Now Yamanaka is focused on expanding in agriculture. “In five years it will account for half of our revenue,” he says (the company doesn’t disclose financial figures). “We want to make Japanese agriculture sustainable.” His ambitious approach has won him even more support in the area. “It’s really inspiring that they’re trying to do everything: planning, farming and distributing,” says farmer Takashi Kominami. “We are happy to see young people like him entering the industry,” adds another, Kenichi Igarashi.
This part of the company is led by Hajime Soma, an expert in the field, and comprises 21 greenhouses that grow organic baby spinach and tomatoes that are then sold locally and online. Next year Yamanaka plans to buy 10 hectares of rice fields. “We’ll make it work as a business,” Yamanaka says.
One of the ways he plans to achieve this is by opening a school focused on organic farming, the Shonai Ecological Agri Design School, that he hopes will bring more young people into the industry. It opens next April and has been set up in partnership with Tsuruoka City and other regional companies. “We’ve already had university graduates from Harvard and Kyoto apply,” he says.
Although there is no perfect recipe for rural regeneration, Yamanaka shows that, with determination and passion, it can be done. The company he started solo now employs 70 full-time staff with an average age of 35. Half of them moved or returned to Shonai. “People tend to think the top talent are overqualified to work in places like this,” he says. “But the opposite is true. We live in a time where we need those people to challenge themselves in rural areas.”
Be on the ground.
Get out there and see things for yourself rather than directing things remotely from your city office.
Listen to residents.
Get them engaged and on board so you share the same vision. Be sure to reach out to people at all levels, not just in the local government.
Rediscover a local asset and capitalise on its strengths.

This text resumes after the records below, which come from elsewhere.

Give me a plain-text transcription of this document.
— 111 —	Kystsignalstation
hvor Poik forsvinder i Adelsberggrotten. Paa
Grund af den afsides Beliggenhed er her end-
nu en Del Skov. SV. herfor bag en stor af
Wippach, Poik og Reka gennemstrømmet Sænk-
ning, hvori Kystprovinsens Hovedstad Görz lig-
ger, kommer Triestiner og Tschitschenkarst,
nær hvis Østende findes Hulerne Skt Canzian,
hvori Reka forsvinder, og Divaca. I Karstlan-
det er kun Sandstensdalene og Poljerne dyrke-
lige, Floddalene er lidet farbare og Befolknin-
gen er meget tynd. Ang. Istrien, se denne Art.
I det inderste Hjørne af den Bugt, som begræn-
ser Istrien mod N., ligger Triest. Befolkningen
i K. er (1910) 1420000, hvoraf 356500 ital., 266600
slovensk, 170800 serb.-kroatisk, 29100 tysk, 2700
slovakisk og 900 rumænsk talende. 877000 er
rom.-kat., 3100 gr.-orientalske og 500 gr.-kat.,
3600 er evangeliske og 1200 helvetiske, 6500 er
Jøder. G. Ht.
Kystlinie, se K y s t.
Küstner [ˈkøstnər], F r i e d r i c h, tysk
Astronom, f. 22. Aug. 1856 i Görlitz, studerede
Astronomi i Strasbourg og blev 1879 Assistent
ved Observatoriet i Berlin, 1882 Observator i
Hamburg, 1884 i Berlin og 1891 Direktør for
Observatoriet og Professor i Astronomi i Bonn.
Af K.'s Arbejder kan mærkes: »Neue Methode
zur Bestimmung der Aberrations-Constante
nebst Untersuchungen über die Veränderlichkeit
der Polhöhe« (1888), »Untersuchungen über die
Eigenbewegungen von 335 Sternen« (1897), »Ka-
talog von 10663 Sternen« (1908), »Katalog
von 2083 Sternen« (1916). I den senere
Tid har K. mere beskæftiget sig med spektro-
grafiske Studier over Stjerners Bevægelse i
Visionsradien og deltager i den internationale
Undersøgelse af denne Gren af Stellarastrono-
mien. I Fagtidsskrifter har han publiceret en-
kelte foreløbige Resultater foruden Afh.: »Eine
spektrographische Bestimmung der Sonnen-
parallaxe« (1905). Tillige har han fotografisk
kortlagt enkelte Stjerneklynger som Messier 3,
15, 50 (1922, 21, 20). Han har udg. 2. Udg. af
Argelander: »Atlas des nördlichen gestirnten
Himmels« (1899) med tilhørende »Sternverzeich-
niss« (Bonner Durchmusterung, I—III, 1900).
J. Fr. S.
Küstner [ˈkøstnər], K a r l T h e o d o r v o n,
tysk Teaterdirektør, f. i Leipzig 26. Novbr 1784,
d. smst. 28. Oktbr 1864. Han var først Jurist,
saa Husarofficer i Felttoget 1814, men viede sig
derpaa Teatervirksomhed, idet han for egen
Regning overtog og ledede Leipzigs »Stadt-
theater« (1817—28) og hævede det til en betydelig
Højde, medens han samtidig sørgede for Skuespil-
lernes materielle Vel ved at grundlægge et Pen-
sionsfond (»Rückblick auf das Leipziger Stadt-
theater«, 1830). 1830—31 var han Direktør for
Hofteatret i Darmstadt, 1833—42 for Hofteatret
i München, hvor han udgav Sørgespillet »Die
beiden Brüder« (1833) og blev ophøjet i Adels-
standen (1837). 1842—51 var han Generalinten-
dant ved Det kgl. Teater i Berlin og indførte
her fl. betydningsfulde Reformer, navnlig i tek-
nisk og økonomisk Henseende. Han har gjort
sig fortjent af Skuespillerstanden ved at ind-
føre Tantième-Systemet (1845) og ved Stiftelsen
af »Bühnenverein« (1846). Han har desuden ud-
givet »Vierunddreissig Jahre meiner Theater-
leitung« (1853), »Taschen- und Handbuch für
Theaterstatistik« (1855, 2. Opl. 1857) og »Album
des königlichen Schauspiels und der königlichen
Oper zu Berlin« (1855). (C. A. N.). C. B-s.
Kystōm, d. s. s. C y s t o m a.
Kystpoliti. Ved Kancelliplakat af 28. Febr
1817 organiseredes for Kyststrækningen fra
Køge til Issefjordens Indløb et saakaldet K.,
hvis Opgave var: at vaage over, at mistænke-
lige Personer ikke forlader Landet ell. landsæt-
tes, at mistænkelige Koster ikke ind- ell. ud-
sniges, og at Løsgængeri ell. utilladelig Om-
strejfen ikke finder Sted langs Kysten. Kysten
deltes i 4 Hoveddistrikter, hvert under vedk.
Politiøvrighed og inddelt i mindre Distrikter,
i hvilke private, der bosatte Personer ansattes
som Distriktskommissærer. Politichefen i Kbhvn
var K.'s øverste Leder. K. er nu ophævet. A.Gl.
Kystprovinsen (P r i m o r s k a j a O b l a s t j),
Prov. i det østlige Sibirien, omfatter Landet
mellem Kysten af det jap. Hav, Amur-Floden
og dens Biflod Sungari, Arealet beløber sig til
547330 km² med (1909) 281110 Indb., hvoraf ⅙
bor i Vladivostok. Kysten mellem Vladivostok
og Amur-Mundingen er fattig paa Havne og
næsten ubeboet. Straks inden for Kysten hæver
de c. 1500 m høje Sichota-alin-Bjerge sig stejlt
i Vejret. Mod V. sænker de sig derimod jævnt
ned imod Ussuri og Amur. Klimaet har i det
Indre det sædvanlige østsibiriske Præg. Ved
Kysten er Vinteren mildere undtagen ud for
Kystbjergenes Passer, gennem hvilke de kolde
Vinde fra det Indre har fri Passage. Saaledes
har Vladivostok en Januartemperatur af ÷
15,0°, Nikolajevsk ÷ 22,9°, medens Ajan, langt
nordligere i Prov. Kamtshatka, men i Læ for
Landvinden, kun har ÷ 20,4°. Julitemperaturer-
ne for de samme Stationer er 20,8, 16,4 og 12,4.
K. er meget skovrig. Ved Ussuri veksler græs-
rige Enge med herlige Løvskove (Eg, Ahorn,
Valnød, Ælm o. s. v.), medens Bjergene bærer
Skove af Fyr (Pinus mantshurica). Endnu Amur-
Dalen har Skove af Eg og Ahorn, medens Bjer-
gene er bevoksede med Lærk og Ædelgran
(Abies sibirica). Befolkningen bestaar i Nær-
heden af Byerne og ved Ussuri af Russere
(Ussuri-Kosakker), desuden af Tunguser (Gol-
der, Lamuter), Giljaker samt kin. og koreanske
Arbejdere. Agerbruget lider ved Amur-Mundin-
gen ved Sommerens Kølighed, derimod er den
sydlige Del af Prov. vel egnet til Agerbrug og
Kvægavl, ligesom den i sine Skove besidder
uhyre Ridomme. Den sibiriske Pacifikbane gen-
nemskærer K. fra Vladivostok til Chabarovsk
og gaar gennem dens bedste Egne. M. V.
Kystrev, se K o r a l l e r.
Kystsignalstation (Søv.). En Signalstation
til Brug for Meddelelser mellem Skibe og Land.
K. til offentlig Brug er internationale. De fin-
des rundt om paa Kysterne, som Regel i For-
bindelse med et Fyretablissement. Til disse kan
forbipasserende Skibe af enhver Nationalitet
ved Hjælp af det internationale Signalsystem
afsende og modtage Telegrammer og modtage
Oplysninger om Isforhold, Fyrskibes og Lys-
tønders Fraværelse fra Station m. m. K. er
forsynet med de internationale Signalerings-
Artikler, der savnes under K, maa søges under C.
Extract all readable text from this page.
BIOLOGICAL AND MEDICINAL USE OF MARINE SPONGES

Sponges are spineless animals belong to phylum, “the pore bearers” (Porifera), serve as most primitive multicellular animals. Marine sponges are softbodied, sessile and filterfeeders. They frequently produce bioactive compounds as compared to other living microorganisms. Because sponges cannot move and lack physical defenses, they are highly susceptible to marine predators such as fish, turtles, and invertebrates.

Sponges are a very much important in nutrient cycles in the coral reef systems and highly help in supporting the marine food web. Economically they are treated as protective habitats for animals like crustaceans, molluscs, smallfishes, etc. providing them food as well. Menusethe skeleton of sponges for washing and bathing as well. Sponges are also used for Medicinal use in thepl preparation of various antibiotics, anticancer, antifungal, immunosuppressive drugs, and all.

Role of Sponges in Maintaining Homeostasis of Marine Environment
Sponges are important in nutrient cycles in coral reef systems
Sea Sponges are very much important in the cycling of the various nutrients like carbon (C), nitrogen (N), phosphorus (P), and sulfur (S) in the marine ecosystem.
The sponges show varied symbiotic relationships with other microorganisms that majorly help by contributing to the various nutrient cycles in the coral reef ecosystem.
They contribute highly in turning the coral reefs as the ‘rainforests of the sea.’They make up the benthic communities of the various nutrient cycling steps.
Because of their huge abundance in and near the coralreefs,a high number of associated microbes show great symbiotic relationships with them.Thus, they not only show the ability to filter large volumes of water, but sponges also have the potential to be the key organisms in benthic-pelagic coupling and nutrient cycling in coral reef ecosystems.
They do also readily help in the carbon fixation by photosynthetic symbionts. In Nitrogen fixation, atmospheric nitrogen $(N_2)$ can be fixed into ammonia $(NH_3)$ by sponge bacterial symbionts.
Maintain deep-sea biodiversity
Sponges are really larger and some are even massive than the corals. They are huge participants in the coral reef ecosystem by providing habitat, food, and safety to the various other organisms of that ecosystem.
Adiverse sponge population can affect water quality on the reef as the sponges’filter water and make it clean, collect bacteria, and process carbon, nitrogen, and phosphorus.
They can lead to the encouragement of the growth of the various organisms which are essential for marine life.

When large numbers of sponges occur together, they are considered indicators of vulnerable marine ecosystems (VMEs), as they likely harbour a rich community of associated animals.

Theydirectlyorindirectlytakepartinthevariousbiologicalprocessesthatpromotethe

Think about how to maximise the potential of what already exists; you don’t need to build new amusement parks or massive shopping malls to make an area more attractive.
Remember who it’s for.
Get local money involved where possible – these kind of investors are far more likely to stick around when things get tricky compared with those with no connection to the area.
Think big and be patient.
Be ambitious but also remember that things can take time to come to fruition.
How to get here:
There are four flights daily from Tokyo’s Haneda Airport to Shonai. For a longer, more scenic journey passing through the Japanese Alps and alongside the Sea of Japan, you can take the Joetsu Shinkansen from Tokyo to Niigata then transfer to the Inaho Express train.